MacKenzie Patterson as Stevonnie

Other cosplayers agree that cosplay brings confidence. Laurel Detkin says cosplay helps her have, “Confidence with a capital C. Both characters [I cosplay] strut around everywhere they go and part of cosplay is adopting their personalities for a little bit. So I get to strut around and be confident the whole time I am in the costume.” A bravado that might feel unnatural or inaccessible as ourselves becomes easy to embody when it’s part of someone else’s personality that you’re trying on for the day. Whether or not you can feel confident as you, you can feel the confidence of your character.

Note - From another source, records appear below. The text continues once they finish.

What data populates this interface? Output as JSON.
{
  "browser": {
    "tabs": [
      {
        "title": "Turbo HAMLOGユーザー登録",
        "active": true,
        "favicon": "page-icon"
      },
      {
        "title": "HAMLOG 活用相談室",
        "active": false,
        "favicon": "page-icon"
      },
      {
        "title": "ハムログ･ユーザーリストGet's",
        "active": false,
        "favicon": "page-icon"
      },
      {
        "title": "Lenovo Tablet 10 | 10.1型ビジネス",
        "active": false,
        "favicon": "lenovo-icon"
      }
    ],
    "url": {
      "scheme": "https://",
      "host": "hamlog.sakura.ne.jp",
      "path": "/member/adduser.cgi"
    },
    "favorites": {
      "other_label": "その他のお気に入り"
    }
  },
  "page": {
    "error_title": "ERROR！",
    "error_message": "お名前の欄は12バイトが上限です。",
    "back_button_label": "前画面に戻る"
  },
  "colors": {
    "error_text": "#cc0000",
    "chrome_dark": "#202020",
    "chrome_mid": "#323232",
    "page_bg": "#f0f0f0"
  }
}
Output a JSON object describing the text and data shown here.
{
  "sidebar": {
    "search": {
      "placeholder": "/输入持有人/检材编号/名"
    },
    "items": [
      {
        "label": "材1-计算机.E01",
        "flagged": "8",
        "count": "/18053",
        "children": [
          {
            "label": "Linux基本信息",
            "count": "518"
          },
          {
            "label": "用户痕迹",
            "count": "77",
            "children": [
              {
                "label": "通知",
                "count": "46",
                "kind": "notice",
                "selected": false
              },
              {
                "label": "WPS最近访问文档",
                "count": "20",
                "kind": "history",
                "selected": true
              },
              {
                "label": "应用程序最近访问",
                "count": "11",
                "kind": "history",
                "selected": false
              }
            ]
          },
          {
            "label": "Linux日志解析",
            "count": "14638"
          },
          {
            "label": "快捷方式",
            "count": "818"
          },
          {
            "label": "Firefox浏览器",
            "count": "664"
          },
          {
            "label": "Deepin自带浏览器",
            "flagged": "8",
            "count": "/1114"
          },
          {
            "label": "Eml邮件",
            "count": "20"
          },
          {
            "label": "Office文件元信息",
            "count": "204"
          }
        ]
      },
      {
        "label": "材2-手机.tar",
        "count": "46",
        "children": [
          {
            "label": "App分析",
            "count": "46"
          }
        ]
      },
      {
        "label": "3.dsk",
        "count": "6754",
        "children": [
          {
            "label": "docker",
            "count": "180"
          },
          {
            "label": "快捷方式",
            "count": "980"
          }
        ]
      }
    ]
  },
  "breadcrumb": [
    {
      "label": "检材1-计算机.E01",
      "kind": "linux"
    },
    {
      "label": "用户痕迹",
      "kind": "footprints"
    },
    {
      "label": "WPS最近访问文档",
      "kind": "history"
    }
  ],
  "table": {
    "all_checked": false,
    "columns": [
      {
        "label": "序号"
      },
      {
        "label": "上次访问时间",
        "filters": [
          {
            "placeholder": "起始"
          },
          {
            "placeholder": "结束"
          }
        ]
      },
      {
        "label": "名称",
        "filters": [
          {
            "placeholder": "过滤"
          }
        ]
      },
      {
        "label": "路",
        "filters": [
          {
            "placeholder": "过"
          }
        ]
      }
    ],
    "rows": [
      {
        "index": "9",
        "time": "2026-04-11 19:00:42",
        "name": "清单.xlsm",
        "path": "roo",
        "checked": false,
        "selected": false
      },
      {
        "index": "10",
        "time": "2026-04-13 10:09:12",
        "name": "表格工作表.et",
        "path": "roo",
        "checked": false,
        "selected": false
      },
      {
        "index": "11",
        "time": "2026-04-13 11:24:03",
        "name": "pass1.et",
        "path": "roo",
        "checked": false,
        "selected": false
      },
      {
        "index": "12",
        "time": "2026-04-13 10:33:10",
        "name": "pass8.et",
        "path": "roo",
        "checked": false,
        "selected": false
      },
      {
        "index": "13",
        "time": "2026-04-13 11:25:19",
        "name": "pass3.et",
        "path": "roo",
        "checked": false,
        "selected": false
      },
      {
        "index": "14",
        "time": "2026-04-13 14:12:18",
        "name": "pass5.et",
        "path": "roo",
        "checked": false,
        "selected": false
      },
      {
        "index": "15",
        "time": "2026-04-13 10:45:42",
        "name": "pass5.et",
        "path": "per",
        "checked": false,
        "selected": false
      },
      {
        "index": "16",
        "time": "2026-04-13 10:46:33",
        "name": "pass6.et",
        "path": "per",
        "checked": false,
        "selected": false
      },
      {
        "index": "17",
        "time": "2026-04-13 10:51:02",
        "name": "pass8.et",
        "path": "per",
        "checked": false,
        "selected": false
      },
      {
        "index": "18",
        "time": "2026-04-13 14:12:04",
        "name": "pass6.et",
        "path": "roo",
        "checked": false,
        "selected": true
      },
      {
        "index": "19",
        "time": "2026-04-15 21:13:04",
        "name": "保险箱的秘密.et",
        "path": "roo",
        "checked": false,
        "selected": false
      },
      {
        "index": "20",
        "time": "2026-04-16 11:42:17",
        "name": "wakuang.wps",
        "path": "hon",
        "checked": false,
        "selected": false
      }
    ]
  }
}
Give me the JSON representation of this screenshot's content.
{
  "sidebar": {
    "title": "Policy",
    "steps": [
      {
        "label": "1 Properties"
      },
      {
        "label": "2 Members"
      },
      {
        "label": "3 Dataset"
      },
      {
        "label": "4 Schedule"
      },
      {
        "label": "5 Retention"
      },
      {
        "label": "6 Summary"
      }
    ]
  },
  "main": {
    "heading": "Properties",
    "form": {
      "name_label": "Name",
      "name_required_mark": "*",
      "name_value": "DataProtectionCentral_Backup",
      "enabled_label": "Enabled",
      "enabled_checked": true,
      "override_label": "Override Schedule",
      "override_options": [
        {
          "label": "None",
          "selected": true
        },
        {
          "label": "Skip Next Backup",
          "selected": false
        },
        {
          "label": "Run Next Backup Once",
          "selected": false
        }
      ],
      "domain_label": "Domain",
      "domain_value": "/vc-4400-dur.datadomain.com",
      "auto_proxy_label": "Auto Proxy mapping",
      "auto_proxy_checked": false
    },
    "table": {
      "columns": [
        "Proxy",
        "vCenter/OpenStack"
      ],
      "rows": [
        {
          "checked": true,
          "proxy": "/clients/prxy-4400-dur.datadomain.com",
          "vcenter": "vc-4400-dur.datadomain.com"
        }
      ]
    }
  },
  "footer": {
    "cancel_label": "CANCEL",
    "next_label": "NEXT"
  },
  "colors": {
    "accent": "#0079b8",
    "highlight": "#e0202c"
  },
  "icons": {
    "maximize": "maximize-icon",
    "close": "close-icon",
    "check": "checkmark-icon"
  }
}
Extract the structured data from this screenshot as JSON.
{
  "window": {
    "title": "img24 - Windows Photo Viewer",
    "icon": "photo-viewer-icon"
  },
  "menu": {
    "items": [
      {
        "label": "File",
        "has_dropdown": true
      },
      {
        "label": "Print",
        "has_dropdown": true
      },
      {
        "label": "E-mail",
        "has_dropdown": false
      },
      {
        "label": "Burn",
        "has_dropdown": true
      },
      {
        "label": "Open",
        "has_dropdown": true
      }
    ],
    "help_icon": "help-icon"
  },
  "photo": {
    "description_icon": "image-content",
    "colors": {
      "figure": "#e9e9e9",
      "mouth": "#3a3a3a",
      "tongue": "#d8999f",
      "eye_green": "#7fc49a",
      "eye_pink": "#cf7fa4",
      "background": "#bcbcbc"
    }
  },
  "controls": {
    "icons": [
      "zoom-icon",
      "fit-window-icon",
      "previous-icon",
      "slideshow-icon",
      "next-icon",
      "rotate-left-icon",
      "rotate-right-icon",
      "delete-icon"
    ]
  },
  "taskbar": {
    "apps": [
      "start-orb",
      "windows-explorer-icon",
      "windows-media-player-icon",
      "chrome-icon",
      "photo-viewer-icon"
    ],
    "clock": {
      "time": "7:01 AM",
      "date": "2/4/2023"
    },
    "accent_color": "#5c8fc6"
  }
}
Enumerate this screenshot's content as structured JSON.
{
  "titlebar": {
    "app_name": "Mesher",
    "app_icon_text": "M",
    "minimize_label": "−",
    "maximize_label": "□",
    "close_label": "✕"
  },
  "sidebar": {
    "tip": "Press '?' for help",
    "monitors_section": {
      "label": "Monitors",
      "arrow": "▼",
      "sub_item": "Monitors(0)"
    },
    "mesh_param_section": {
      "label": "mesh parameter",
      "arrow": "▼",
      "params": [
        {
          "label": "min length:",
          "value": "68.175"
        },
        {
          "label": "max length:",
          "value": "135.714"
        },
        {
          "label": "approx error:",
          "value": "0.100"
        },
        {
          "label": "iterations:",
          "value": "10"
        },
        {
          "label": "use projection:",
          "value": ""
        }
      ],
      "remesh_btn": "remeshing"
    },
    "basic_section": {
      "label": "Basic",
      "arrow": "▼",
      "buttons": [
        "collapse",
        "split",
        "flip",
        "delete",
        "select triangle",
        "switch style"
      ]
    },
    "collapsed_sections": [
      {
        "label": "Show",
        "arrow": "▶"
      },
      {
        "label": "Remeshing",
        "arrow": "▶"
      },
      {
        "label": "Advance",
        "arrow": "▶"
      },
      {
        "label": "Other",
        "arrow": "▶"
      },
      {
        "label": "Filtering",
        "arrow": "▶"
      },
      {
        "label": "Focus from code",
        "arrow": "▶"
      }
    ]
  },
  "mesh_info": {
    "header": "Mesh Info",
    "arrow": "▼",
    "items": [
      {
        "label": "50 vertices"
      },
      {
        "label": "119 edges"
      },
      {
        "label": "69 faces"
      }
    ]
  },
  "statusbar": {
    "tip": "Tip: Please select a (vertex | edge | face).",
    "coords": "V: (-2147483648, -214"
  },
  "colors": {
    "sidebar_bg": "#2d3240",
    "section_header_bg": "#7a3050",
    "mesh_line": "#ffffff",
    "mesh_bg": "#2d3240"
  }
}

This confidence carries over to playing with gender presentation as well. As Collier Phillips who cosplays Pearl from Steven Universe says, “Being queer is a very central part of my identity, and as such I consider gender a very performative activity, and I think a lot of other cosplayers do as well.” Cosplay brings out the play in gender, celebrating the ways we can change how we feel and how we are perceived by changing our appearance. Phillips continues, “When you cosplay someone who may not be your gender, you’re seen as everyone else at the con as that gender. It’s really affirming. It’s not like I can go out in the street in pink short shorts and a crop top that matches without getting hassled, but not at a con!” In a space in which everyone is playing with identity and presentation, there is an opportunity for marginalized gender identities to be embraced.

Collier Phillips as Pearl

Detkin plays with gender by queering a cishet male character in her cosplay of “Mal the Riveter” a feminine take on Mal from Firefly. She says, “I love combining those two because I feel like Mal would really look up to Rosie and the women of the Industrial Revolution had he gotten to work with them. Plus it gives me a chance to be cutesy without losing any gendered strength.” By playing with the gender presentation of a more traditionally masculine, heterosexual character, Detkin is able to queer her performance of Mal.

While queering characters can be fun, it is also meaningful for LGBT individuals to see ourselves reflected on the screen. New representations bring new opportunities for fans to see themselves and cosplay someone who actually resembles them. Patterson says, “I was first drawn to Stevonnie because they look a lot like me! I don’t see many characters I relate physically with so that was really cool.” Phillips saw themselves in Steven Universe as well. They say, “As someone who considers myself non-binary, I love that all the gems are essentially genderless and behave in whichever way they want.” Seeing one’s self in a fictional representation opens the door to envisioning one’s self embodying that character’s strengths. Representation allows us to see ourselves, but also to see ourselves in new ways.

Cosplay gives us the option to be whoever we want and to present them however we want. It lets us celebrate the characters we see ourselves in while also discovering new parts of ourselves we didn’t realize were there. Dressing up as someone new is a chance to explore our identity and make new selves, if only for as long as we wear the costume.